Forcément, tout l’album n’atteint pas ce niveau, et ce n’est d’ailleurs pas son but : le groupe aime se complaire dans une certaine ambiance éthérée, aux antipodes de la Britpop de l’époque, comme dans un Neon Wilderness frôlant la rythmique trip-hop. Urban Hymns est l’album le moins tubesque de la période Britpop, contrairement à, par exemple (What’s The Story) Morning Glory? ou The Great Escape, chaque morceau n’est pas un single potentiel. Mais c’est aussi le plus dense, peut-être le plus authentique. La seconde moitié est d’ailleurs nettement moins accessible que la première, à l’exception du single Lucky Man, sans doute le moins potent des quatre. One Day continue dans le sublime, et arriverait, si comparaison devait être faite, aisément au dessus des tubes surévalués de U2, par exemple.

Urban Hymns ne comprend pas vraiment de morceau de remplissage, même si les fans des singles ont sans doute été surpris par le reste de l’album. Come On conclut l’album par un déferlement de guitares limite shoegaze, et le fait très bien, comme le meilleur morceau qu’Oasis n’aura jamai eu le talent de créer. Comme évoqué plus haut, le groupe s’est violemment séparé, et à part quelques albums mineurs pour Ashcroft et la pige de Simon Tong chez Damon Albarn, on a plus entendu grand chose des cinq de Wigan, jusqu’à une reformation qu’on espère motivée, pour une fois…

 

The Drugs Don’t Work

The Verve – This Is Music (Singles 92-98)
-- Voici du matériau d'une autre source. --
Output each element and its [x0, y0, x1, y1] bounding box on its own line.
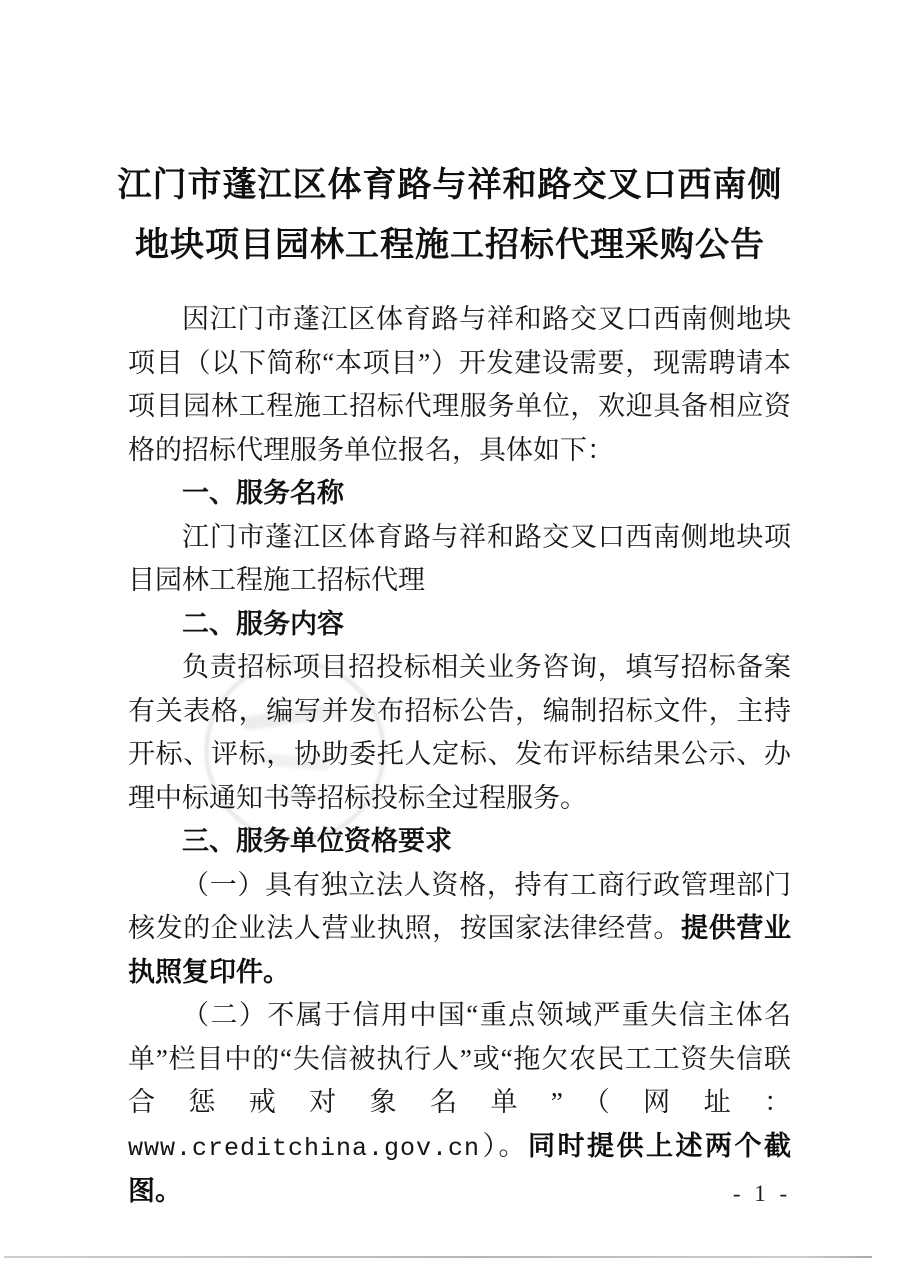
scan-edge-line: [4, 1256, 872, 1258]
document-title: 江门市蓬江区体育路与祥和路交叉口西南侧 地块项目园林工程施工招标代理采购公告: [0, 0, 900, 276]
document-page: 江门市蓬江区体育路与祥和路交叉口西南侧 地块项目园林工程施工招标代理采购公告 因…: [0, 0, 900, 1272]
section-heading-3: 三、服务单位资格要求: [128, 820, 791, 864]
section-3-item-2: （二）不属于信用中国“重点领域严重失信主体名单”栏目中的“失信被执行人”或“拖欠…: [128, 994, 791, 1214]
section-3-item-1: （一）具有独立法人资格，持有工商行政管理部门核发的企业法人营业执照，按国家法律经…: [128, 864, 791, 995]
page-number: - 1 -: [722, 1181, 802, 1207]
document-title-line-2: 地块项目园林工程施工招标代理采购公告: [0, 216, 900, 276]
section-heading-2: 二、服务内容: [128, 603, 791, 647]
creditchina-url-text: www.creditchina.gov.cn: [128, 1134, 480, 1163]
section-2-body: 负责招标项目招投标相关业务咨询，填写招标备案有关表格，编写并发布招标公告，编制招…: [128, 646, 791, 820]
section-1-body: 江门市蓬江区体育路与祥和路交叉口西南侧地块项目园林工程施工招标代理: [128, 516, 791, 603]
section-3-item-2-text-a: （二）不属于信用中国“重点领域严重失信主体名单”栏目中的“失信被执行人”或“拖欠…: [128, 1000, 791, 1117]
intro-paragraph: 因江门市蓬江区体育路与祥和路交叉口西南侧地块项目（以下简称“本项目”）开发建设需…: [128, 298, 791, 472]
section-3-item-2-text-b: ）。: [480, 1131, 528, 1161]
section-heading-1: 一、服务名称: [128, 472, 791, 516]
document-body: 因江门市蓬江区体育路与祥和路交叉口西南侧地块项目（以下简称“本项目”）开发建设需…: [128, 298, 791, 1214]
document-title-line-1: 江门市蓬江区体育路与祥和路交叉口西南侧: [0, 156, 900, 216]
Curieuse histoire que celle de Verve. Split après deux albums et peu de succès commercial, puis retour percutant en 1997 (avec l’inoubliable Bittersweet Symphony), et de nouveau un split l’année suivante. Les musiciens ont pu former d’autres groupes, rejoindre des formations existantes (Blur, pour Simon Tong) ou se lancer en solo (Richard Ashcroft, avec un succès mitigé), mais sans jamais atteindre ce niveau. On peut donc se souvenir de Verve (ou The Verve, pour leur troisième album) grâce à cette compilation assez complète, s’attardant autant sur leur début de carrière (This Is Music, Slide Away, le splendide History) que leurs années des succès (Bittersweet Symphony, The Drugs Don’t Work), en y ajoutant deux inédits assez bons issus des sessions d’Urban Hymns, leur dernier album.

Bonne compilation pour un superbe groupe, mais avec seulement trois albums studio, il n’est pas difficile de rassembler une grande partie de leur discographie. Ce best of permet en tout cas de nous souvenir du talent énorme d’un groupe qui a écrit quelques unes des meilleures chansons de leur décennie.